When access to outpatient imaging falters, patients adapt. Many seek alternate entry points into the system. Conditions that might have been managed electively present urgently after weeks or months of delay. Those with financial means may pursue private imaging, but this does not resolve the underlying problem: incidental findings still require follow-up and often publicly funded downstream care, placing further burden on the already constrained system. For vulnerable patients, delays can mean prolonged hospitalisation, loss of independence, financial hardship, and even death.
Urgent presentation reshapes care in predictable ways. Add-on imaging displaces scheduled work. Guidelines and decision support are bypassed. Clinical histories are abbreviated. Imaging becomes defensive rather than deliberate, serving as a tool for triage and risk transfer rather than thoughtful diagnosis. Care that could have been planned is instead delivered in the most expensive settings. The same scan costs more when staffing is stretched, workflows are disrupted, and competing priorities dominate. The result is not better care, but more waste.

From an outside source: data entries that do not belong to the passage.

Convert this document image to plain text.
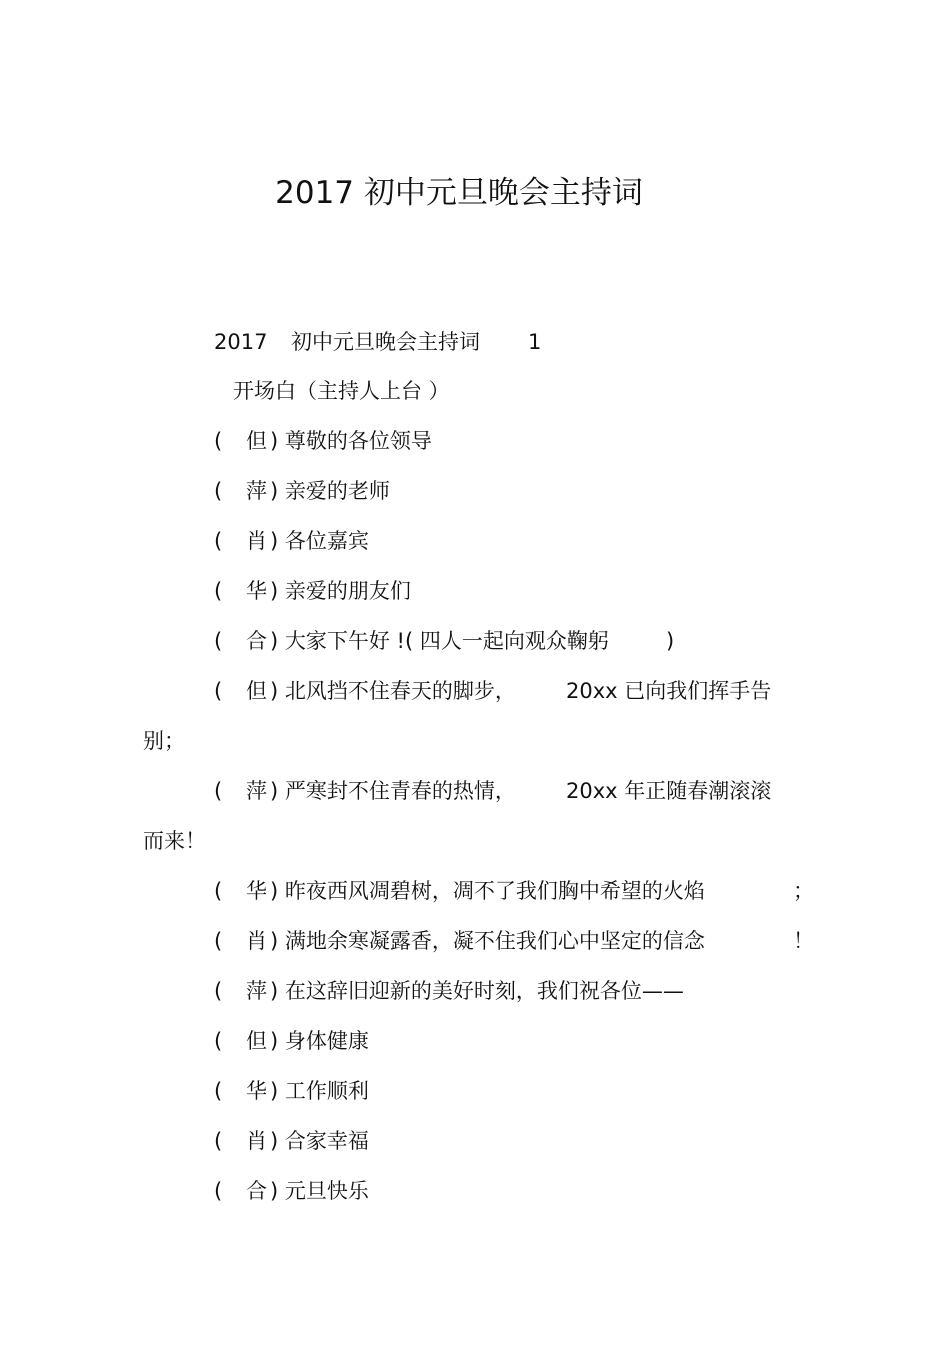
2017 初中元旦晚会主持词
2017 初中元旦晚会主持词 1
开场白（主持人上台 ）
( 但 ) 尊敬的各位领导
( 萍 ) 亲爱的老师
( 肖 ) 各位嘉宾
( 华 ) 亲爱的朋友们
( 合 ) 大家下午好 !( 四人一起向观众鞠躬	)
( 但 ) 北风挡不住春天的脚步， 20xx 已向我们挥手告
别；
( 萍 ) 严寒封不住青春的热情， 20xx 年正随春潮滚滚
而来！
( 华 ) 昨夜西风凋碧树，凋不了我们胸中希望的火焰	；
( 肖 ) 满地余寒凝露香，凝不住我们心中坚定的信念	！
( 萍 ) 在这辞旧迎新的美好时刻，我们祝各位——
( 但 ) 身体健康
( 华 ) 工作顺利
( 肖 ) 合家幸福
( 合 ) 元旦快乐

We do not have an imaging problem. We have a design problem. Until demand is coordinated and urgency clearly defined, we will continue to mistake motion for progress.
Modern medicine has come to rely on diagnostic imaging without the framework required to manage it. What began as a powerful clinical tool has become a system-wide constraint, one that strains providers and patients alike while consuming precious resources.
If imaging is the connective tissue of modern medicine, stewardship is the infrastructure it depends on.
Our Fixes—and Their Limits
Efforts to address imaging overuse have been well intentioned. The Choosing Wisely campaign raised awareness and encouraged clinicians to reduce unnecessary tests.8 Education mattered. But recommendations remained guidelines rather than rules, and responsibility rested with individual clinicians making decisions under time pressure with incomplete information and fragmented records.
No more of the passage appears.